İşin ilginç tarafı şu: ProPublica’nın yukarıda linkini de verdiğim haberini internetten açtığınızda, yazının arasına serpiştirilmiş reklamlar görüyorsunuz; o reklamlar da Google tarafından oraya otomatik olarak yerleştiriliyor.
Daha traji komiği şu oldu: Bu yazıyı yazmak için haberi açtığımda gördüğüm ilk reklamlardan biri, kendini ‘SEO uzmanı’ olarak tanıtan bir Türk’ün kişisel ilanıydı.
Bazılarınız merak etmiş olabilir, başlıkta da geçiyor, “Nedir bu SEO?” diye. Anlatmaya çalışayım.
SEO, “Search engine optimisation”un kısaltması, yani “Arama motoru optimizasyonu.”
‘SEO uzmanı’ denen kişiler, sizin sitenizin Google aramalarında üst sıralarda çıkmasına yardımcı olan kişiler. Yani Google’ı kandırmaya çalışan kişiler.
Bir basit deneme yapın, açın Google’a mesela “optimizasyon ne demek” diye sorun, önünüze çıkan sonuçlarda ilk sıralarda Hürriyet, Akşam, Milliyet, MyNet, NTV gibi işi haber olan, kendilerini “haber kurumu” diye tanıtan sitelerin çıktığını göreceksiniz.
Oysa siz bir kelimenin anlamını merak ettiniz; karşınıza önce sözlüklerin ardından da belki bu konuda teknik bilgi içeren yazıları yayınlayan yerlerin çıkmasını beklerdiniz. Nitekim aynı aramayı İngilizce dilinde ‘What is optimisation’ diye yaparsanız, karşınıza sözlükler ve mühendislik eğitimi siteleri, yani normalde bu sorunun sorulduğu yerler çıkıyor, gazeteler ve haber siteleri değil.
Aklınıza gelen herhangi bir şeyi, rüya tabirinden yemek tarifine, sağlıktan leke çıkarmaya kadar herhangi bir şeyi Google’a sorun, Türkiye’de hep en ön sıralarda kendilerini haber sitesi, gazetecilik sitesi olarak tanımlayan web adreslerinin çıktığını göreceksiniz.
Bizim internet gazeteciliğimiz, sitelerindeki trafiğin de, gelirlerinin de önemli bölümünü işte böyle ‘SEO mühendisliği’ ile Google üzerinden kazanıyor. (Bu SEO işine hiç girmeyen web siteleri var, onları tenzih ederim.)

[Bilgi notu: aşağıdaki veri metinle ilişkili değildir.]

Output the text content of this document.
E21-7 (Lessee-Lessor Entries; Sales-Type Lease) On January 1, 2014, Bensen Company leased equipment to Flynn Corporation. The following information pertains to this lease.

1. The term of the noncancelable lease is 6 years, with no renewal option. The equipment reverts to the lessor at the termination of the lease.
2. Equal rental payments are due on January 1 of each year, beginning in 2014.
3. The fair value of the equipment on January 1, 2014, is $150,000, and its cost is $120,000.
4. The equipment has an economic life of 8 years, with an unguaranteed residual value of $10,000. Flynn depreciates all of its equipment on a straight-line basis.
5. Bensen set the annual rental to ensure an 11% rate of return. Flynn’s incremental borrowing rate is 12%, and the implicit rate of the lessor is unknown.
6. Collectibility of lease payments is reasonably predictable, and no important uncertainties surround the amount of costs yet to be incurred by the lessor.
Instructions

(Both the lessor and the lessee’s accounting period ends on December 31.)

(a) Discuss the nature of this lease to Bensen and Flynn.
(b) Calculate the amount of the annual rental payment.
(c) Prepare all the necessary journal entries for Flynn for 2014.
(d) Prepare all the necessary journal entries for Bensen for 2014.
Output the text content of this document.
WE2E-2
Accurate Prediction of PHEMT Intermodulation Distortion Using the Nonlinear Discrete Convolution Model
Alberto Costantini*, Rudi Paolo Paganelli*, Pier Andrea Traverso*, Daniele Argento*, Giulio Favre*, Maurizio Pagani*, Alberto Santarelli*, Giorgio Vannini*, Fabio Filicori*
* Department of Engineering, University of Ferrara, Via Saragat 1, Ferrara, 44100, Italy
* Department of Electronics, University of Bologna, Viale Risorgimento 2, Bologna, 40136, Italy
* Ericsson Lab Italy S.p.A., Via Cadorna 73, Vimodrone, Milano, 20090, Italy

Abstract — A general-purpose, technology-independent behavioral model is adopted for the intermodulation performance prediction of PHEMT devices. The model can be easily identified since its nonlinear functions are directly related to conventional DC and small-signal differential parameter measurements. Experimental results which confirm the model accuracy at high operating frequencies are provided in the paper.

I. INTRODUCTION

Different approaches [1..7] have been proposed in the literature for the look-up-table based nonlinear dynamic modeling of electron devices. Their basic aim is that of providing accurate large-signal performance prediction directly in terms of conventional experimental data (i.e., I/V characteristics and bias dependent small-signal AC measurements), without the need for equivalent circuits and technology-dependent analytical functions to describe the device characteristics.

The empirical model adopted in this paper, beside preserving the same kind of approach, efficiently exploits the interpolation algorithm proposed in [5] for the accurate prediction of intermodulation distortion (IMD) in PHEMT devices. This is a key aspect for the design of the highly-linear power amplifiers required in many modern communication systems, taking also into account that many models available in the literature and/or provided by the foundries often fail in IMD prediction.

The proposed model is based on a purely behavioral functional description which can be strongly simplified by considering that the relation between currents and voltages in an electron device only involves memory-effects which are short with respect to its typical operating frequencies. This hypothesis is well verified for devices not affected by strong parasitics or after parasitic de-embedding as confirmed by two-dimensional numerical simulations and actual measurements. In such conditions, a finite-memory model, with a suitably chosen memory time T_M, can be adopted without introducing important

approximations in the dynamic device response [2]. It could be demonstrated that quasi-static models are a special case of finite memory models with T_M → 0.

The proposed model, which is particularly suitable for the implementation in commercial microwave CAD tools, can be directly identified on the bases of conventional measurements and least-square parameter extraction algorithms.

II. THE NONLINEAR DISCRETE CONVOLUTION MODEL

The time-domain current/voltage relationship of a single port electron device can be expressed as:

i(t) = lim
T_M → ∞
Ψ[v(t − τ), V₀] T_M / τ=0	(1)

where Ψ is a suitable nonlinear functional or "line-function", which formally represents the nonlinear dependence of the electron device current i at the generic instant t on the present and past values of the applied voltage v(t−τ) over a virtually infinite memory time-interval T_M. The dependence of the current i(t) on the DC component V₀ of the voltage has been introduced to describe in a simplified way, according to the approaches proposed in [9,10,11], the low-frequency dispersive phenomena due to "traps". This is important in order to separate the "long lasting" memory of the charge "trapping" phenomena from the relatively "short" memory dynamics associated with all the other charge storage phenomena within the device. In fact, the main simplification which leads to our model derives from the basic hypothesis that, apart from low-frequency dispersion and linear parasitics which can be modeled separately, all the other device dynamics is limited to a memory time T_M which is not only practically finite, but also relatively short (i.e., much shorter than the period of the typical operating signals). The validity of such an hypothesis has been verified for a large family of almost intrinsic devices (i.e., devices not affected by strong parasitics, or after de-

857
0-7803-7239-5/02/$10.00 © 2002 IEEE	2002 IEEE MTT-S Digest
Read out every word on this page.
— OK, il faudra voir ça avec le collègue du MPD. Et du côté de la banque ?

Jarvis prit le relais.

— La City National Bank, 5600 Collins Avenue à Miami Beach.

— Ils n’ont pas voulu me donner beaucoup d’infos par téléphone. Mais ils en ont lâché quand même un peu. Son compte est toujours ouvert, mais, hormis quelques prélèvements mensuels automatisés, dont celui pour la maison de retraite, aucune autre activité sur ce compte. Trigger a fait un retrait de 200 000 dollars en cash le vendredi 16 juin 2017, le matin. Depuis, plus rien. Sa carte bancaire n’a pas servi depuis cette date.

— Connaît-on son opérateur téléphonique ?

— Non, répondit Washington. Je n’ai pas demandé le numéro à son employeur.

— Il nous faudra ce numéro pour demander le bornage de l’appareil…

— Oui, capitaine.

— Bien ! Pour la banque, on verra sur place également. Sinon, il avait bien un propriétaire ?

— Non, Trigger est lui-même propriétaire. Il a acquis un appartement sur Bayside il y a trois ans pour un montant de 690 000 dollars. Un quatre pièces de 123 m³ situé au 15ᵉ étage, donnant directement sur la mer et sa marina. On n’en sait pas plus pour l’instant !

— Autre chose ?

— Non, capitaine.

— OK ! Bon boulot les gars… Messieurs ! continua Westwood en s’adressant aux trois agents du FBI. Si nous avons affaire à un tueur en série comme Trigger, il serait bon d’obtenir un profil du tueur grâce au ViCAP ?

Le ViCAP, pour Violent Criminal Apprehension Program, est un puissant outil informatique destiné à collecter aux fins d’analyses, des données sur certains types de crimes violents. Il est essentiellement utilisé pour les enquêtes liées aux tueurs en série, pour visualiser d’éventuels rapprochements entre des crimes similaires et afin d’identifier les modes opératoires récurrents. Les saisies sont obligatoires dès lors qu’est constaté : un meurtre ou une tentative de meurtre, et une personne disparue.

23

Amerika’da medya aracılığıyla yapılan ciddi bir kamuoyu denetimi olduğu için Google’ın reklam dağıtma algoritması farklı çalışıyor, o yüzden oradaki sansasyonel haber siteleri bile bizde herkesin yaptığı bu anlattığım türden SEO mühendisliğine tenezzül etmiyor.
Amerika’da Donald Trump’ın seçildiği 2016’da, Facebook üzerinden saptanan 300 bin Hillary Clinton düşmanı seçmene yönelik olarak özel olarak kampanya yapılmış olması, bunlardan 60 bininin gidip oy vermesi sayesinde Trump kazandı diye ortalık yıkıldı, sadece Amerika değil bütün dünya ABD’de seçimlerin nasıl yönlendirildiğini konuştu.
Peki ama bu seçmen yönlendirmesi sadece Amerika’da mı yapılıyor? Yoo hayır, seçim yapılan ve internet olan her yerde yapılıyor. Türkiye buna dahil. Ama Amerika konuşup çare arıyor, biz ise öyle bir şey yokmuş gibi davranıyoruz.
Partilerin sosyal medyadaki trol orduları, robotları vs demokrasi açısından çok önemli kuşkusuz ama esas şeytan SEO’da ve kendine “haber sitesi” adını veren yüzlerce yerde gizli.